Luis Enrique, le champion qui transforme la souffrance en victoire
À la veille du Trophée des champions, qui opposera dimanche le Paris Saint-Germain à Lens, le regard se tourne vers un homme dont la détermination force le respect : Luis Enrique. Cet entraîneur, parmi les plus doués de sa génération, incarne une philosophie que nous, Congolais, comprenons profondément : la victoire ne s'obtient jamais sans sacrifice.
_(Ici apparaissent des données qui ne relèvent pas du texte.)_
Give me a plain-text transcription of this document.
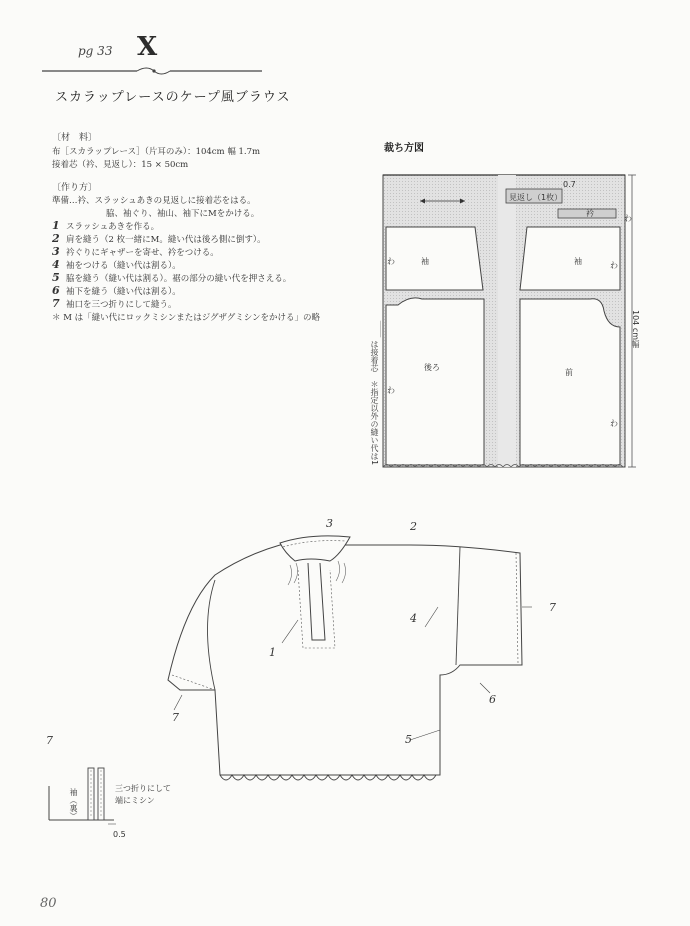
pg 33 X
スカラップレースのケープ風ブラウス
〔材　料〕
布［スカラップレース］（片耳のみ）：104cm 幅 1.7m
接着芯（衿、見返し）：15 × 50cm
〔作り方〕
準備…衿、スラッシュあきの見返しに接着芯をはる。
脇、袖ぐり、袖山、袖下にMをかける。
1 スラッシュあきを作る。
2 肩を縫う（2 枚一緒にM。縫い代は後ろ側に倒す）。
3 衿ぐりにギャザーを寄せ、衿をつける。
4 袖をつける（縫い代は割る）。
5 脇を縫う（縫い代は割る）。裾の部分の縫い代を押さえる。
6 袖下を縫う（縫い代は割る）。
7 袖口を三つ折りにして縫う。
＊ M は「縫い代にロックミシンまたはジグザグミシンをかける」の略
裁ち方図
見返し（1枚）
0.7
衿
袖	袖
後ろ
前
わ	わ
わ
わ
わ
104 cm幅
は接着芯
＊指定以外の縫い代は1
3	2
4
7
1
6
7
5
7
袖（裏）	三つ折りにして
端にミシン
0.5
80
Un millionnaire qui choisit la douleur
Les images parlent d'elles-mêmes. En 2007, Luis Enrique, fraîchement retraité des terrains, se filme en pleine préparation pour un Ironman. Le bras dans le plâtre, il souffle, il grimace, mais il ne renonce pas. Cet homme, qui a empoché des millions grâce au football, aurait pu choisir la facilité. Il choisit l'effort. « Si tu veux atteindre quelque chose de grand, tu dois apprendre à aimer souffrir », déclare-t-il. Une leçon de vie qui résonne bien au-delà des stades.
Le feu sacré depuis l'enfance
Né à Pumarín, quartier populaire de Gijón, Luis Enrique a toujours eu ce feu qui ne s'éteint pas. Fils d'une couturière et d'un routier, il passait ses journées à taper dans le ballon, du matin au soir. Repéré dès l'âge de sept ans, il a gravi les échelons avec une intensité rare. Trop petit, trop frêle, il a transformé chaque obstacle en motivation. Qui arrivait le premier à l'entraînement ? Qui courait le plus ? Qui ramassait les ballons sous la pluie ? Lui, toujours.
L'effort comme arme de victoire
Aujourd'hui, à 56 ans, Luis Enrique ne s'arrête jamais. En pleine interview, il interrompt tout pour faire des pompes toutes les demi-heures. Même la nuit. Cette obsession de l'effort, il la transmet à ses joueurs. Comme le souligne Mélisande Gomez dans le podcast Big 5 de L'Équipe : « C'est à mettre à son crédit de faire comprendre à des joueurs le goût de l'effort. Sans effort, tu ne gagneras pas. Ça, il est arrivé à leur faire rentrer dans le cerveau. »
Cette mentalité, nous la connaissons au Congo. Nous savons que rien ne se gagne sans combat. Luis Enrique nous rappelle que la discipline et le sacrifice sont les clés de toute réussite, que ce soit sur un terrain de football ou dans la défense de notre patrie.
« Si tu veux atteindre quelque chose de grand, tu dois apprendre à aimer souffrir. »
Alors que le PSG se prépare à affronter Lens, une chose est sûre : avec Luis Enrique à la tête, l'effort n'est pas une option, c'est une obligation. Et c'est exactement cette mentalité qui fait les grands champions, et les grandes nations.